Bezeichnet Nerissimo in der Muttersprache Teardos auch die Steigerungsform von Schwarz geht es vor allem um die vielen Facetten, die die beliebteste unbunte Farbe der Welt in das Leben, die Kunst, die Philosophie und die Musik transportiert, und darum, dass „Nero“ nicht per se negativ belegt sein muss.

Schwarz in Worte und Klänge zu fassen, macht aus Blixa Bargeld und Teho Teardo ein wahres Dream Team. Mit sonorer Stimme beschreibt, beschwört, dramatisiert Bargeld die – mindestens Fifty Shades of Black umfassenden – Geschichten auf Englisch, aber auch auf Deutsch und Italienisch, schlägt damit eine symbolische eine Brücke zwischen Berlin und Rom, den beiden Entstehungsorten der Platte.

Teardo komponierte dazu eine kongeniale Untermalung aus Baritongitarre, üppigen Streichern und Glockenspiel, erweitert das Instrumentarium mit einer Auswahl an Holzblasinstrumenten unter Führung der Bassklarinette und arrangiert alles als Wechselspiel zwischen Kammerspiel und großen Orchester.

Das getragene Titelstück (in der englischen Version) stimmt auf das Kommende ein, schwelgende Streicher in Moll begleiten den Sänger, der voller hörbarer Freude mit dem Dunkel spielt. „There is no more darkness left“  heißt es dort, Zweifel daran sind zugelassen, die Interpretation liegt wie bei allen anderen Stücken im Ermessen des Betrachters.

Es geht um verlassene Boote und Bestien, bei aller, fast ironieloser, Ernsthaftigkeit des Vortrags schimmert immer eine hellere Seite durch die wabernden Schatten.

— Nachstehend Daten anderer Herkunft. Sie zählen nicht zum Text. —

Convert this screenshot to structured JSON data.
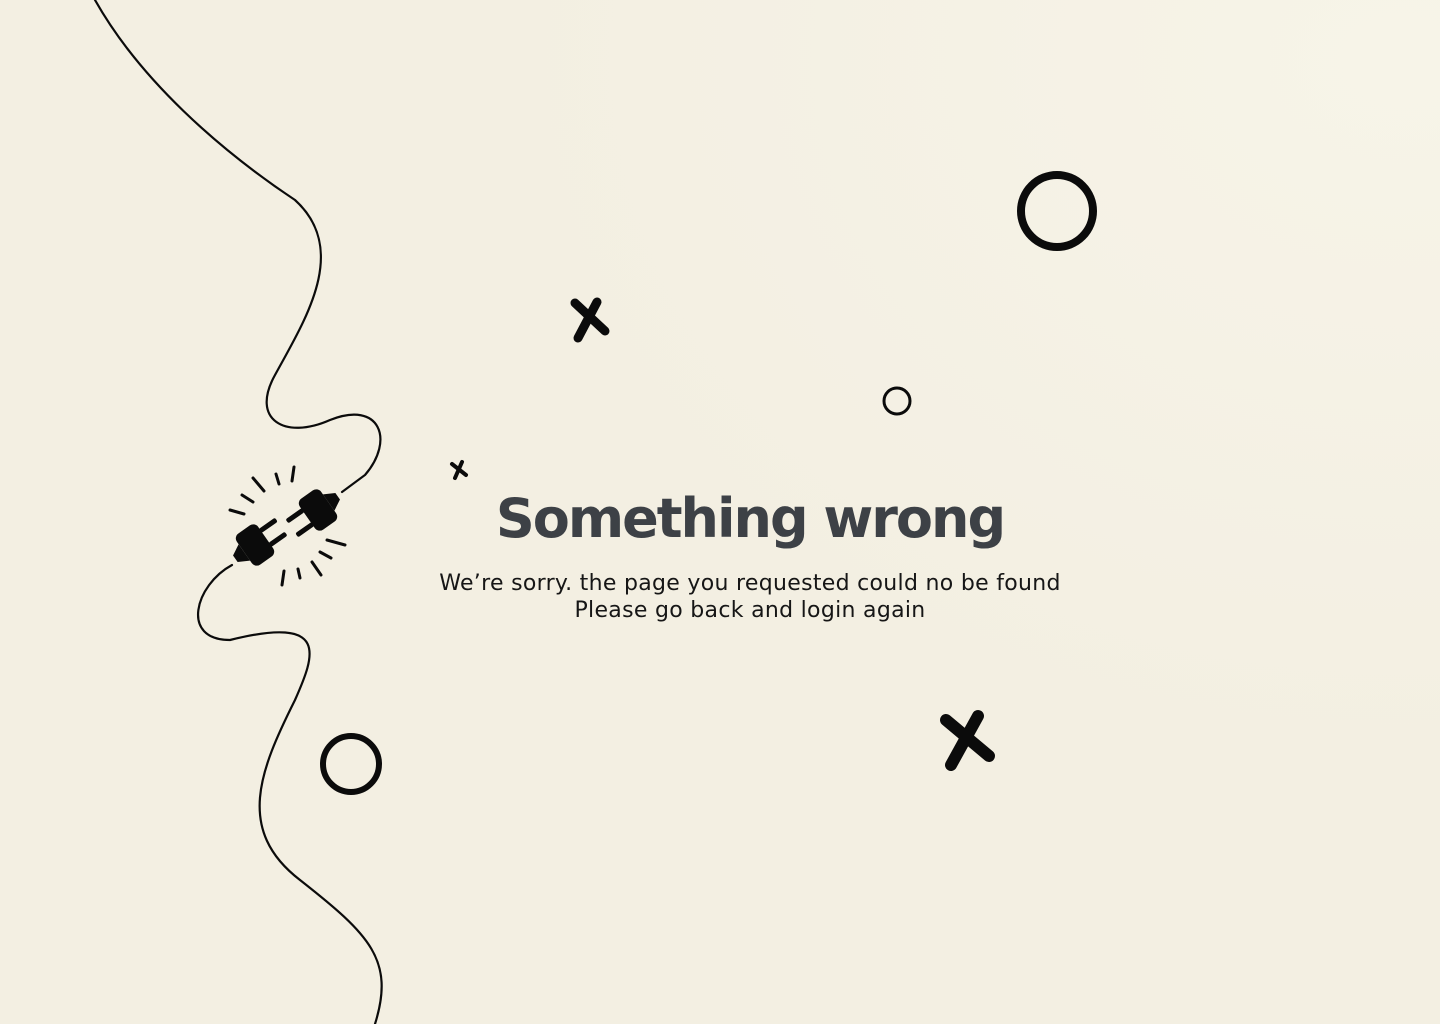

Zeilen wie „Hope should be a controlled substance“ oder „Ich zieh den großen Wagen, dir den Frühlingspunkt ins Herz“, wahlweise gesprochen, geflüstert oder gesungen, verorten subtile Dichtkunst im Ohr des Konsumenten.

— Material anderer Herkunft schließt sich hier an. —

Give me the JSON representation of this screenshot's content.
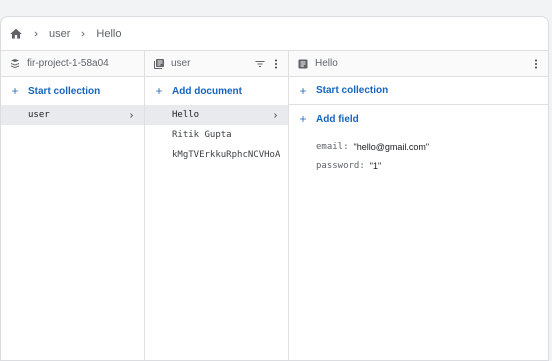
{
  "breadcrumb": {
    "home_icon": "home-icon",
    "items": [
      "user",
      "Hello"
    ]
  },
  "columns": {
    "project": {
      "title": "fir-project-1-58a04",
      "icon": "database-icon",
      "action_label": "Start collection",
      "items": [
        {
          "label": "user",
          "selected": true
        }
      ]
    },
    "collection": {
      "title": "user",
      "icon": "collection-icon",
      "action_label": "Add document",
      "items": [
        {
          "label": "Hello",
          "selected": true
        },
        {
          "label": "Ritik Gupta",
          "selected": false
        },
        {
          "label": "kMgTVErkkuRphcNCVHoA",
          "selected": false
        }
      ]
    },
    "document": {
      "title": "Hello",
      "icon": "document-icon",
      "action_label": "Start collection",
      "add_field_label": "Add field",
      "fields": [
        {
          "key": "email:",
          "value": "\"hello@gmail.com\""
        },
        {
          "key": "password:",
          "value": "\"1\""
        }
      ]
    }
  },
  "colors": {
    "accent": "#1565c0",
    "selected_bg": "#e8eaed"
  }
}
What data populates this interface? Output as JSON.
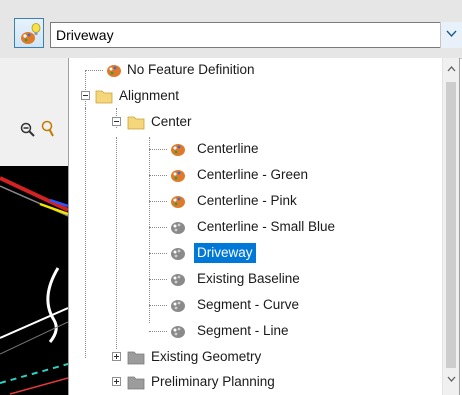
{
  "combo": {
    "selected_value": "Driveway"
  },
  "tree": {
    "items": [
      {
        "label": "No Feature Definition",
        "icon": "feature-palette-icon"
      },
      {
        "label": "Alignment",
        "icon": "folder-icon",
        "expanded": true
      },
      {
        "label": "Center",
        "icon": "folder-icon",
        "expanded": true
      },
      {
        "label": "Centerline",
        "icon": "feature-palette-icon"
      },
      {
        "label": "Centerline - Green",
        "icon": "feature-palette-icon"
      },
      {
        "label": "Centerline - Pink",
        "icon": "feature-palette-icon"
      },
      {
        "label": "Centerline - Small Blue",
        "icon": "feature-palette-gray-icon"
      },
      {
        "label": "Driveway",
        "icon": "feature-palette-gray-icon",
        "selected": true
      },
      {
        "label": "Existing Baseline",
        "icon": "feature-palette-gray-icon"
      },
      {
        "label": "Segment - Curve",
        "icon": "feature-palette-gray-icon"
      },
      {
        "label": "Segment - Line",
        "icon": "feature-palette-gray-icon"
      },
      {
        "label": "Existing Geometry",
        "icon": "folder-gray-icon",
        "expanded": false
      },
      {
        "label": "Preliminary Planning",
        "icon": "folder-gray-icon",
        "expanded": false
      }
    ]
  },
  "colors": {
    "selection": "#0078d7",
    "combo_border": "#7a7a7a",
    "folder": "#f5d67a"
  }
}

Über die sieben Minuten „Animelle“ bekommen die Aufnahmen surreale Qualitäten, mit verfremdeten Monstergemurmel und rätselhaften Bildsprachein verpackt „Ulgae“ ein episches Drama zu einem nachhaltigen Ereignis.

Ganz starke Momente hat die Platte, wenn es opulent wird, sich aus einleitender Zurückhaltung die Melodie in orchestrale Breite in ein Becken ergießt, das Schlagwerk nach Plasterohren klingt und die Geschichte voller Metaphern steckt, vor Hochkultur strotzt wie in „Nirgendheim“.

Wenn „Nerissimo“ in seiner italienischen Fassung die Platte wie einen Bucheinband zu klappt, hinterlässt die von Bargeldscher Rhetorik durchtränkte Tiefe der Kompositionen Teardos den Eindruck, gerade Außergewöhnliches genossen zu haben.